Il Salone del Mobile ‘orfano’ del pubblico russo

AGI – Gli effetti della guerra in Ucraina arrivano fino ai padiglioni di Fiera Milano a Rho, dove dal 7 al 12 giugno si terrà la 60esima edizione del Salone del Mobile, che sarà “orfana” del pubblico russo.

Un’assenza che si va a sommare a quella dei cinesi, i cui spostamenti sono ancora fortemente limitati dalle restrizioni per la pandemia.  Lo ha spiegato all’AGI, la presidente del Salone del Mobile, Maria Porro, ammettendo che “si tratta di due mercati importanti. Dobbiamo tenerlo in considerazione e lavorare ancora di più per aprire strade alternative”.   

“Il pubblico russo che vale circa l’1,7% sul totale delle presenze, in base ai dati dell’edizione record del 2019, non riuscirà a venire – ha precisato -. Ma ci sono comunque mercati importanti consolidati, come quello europeo e quello americano. E poi anche i nuovi mercati come l’Arabia Saudita e gli Emirati” a cui guardare “che stanno avendo buone crescite”. 

“Intercettare questi buyer è un obiettivo del Salone anche in collaborazione con Ice”. Dunque al di la’ delle defezioni, spiega Porro, c’è “comunque un mondo con cui costruire rapporti. Andiamo avanti”.

E inoltre mancano ancora tre mesi all’inaugurazione della kermesse internazionale, e “fare una stima adesso” di quanto la guerra influirà sulla presenza di pubblico “e’ prematuro. Al momento non abbiamo segni di una riduzione dei visitatori per l’impatto del conflitto”. L’effetto dovrebbe essere limitato, in quanto, come spiega, “il nostro visitatore è ‘business’, ha un interesse diretto, non è un turista”.

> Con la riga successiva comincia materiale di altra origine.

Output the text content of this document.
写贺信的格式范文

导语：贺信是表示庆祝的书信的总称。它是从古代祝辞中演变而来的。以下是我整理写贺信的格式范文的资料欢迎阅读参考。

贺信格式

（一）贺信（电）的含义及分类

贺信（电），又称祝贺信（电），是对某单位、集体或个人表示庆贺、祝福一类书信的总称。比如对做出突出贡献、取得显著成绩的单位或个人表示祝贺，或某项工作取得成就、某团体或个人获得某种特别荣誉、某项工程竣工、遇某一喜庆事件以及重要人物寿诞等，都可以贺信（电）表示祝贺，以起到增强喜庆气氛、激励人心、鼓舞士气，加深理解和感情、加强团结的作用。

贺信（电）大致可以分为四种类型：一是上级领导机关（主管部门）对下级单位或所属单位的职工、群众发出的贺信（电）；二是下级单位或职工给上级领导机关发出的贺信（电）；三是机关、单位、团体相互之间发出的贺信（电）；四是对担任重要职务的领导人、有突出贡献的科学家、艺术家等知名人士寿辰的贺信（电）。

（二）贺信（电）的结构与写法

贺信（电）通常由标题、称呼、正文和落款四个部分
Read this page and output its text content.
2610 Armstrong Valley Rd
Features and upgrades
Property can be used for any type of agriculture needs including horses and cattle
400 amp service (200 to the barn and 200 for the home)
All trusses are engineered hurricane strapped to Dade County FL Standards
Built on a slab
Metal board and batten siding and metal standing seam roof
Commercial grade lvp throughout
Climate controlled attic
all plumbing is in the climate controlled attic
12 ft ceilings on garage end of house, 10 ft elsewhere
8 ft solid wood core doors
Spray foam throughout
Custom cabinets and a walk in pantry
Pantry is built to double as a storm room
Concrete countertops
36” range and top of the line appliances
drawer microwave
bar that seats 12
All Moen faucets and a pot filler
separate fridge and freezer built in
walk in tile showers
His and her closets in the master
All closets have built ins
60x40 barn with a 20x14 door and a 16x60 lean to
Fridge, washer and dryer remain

Detto questo il Salone del Mobile 2022, intende continuare a fare la sua parte come “costruttore di ponti” culturali, come e più di prima. “Questo è un Salone proiettato sul mondo, con un pubblico internazionale, e mai come oggi è importante continuare a essere crocevia di culture. Durante la settimana del Salone si parlano tutte le lingue e Milano diventa davvero un punto di riferimento globale. Noi, abbiamo la responsabilità di continuare a svolgere questo ruolo anche e soprattutto in un momento difficile come questo”. “Non sono tempi semplici – ha concluso – ma vanno vissuti con ottimismo e fiducia”.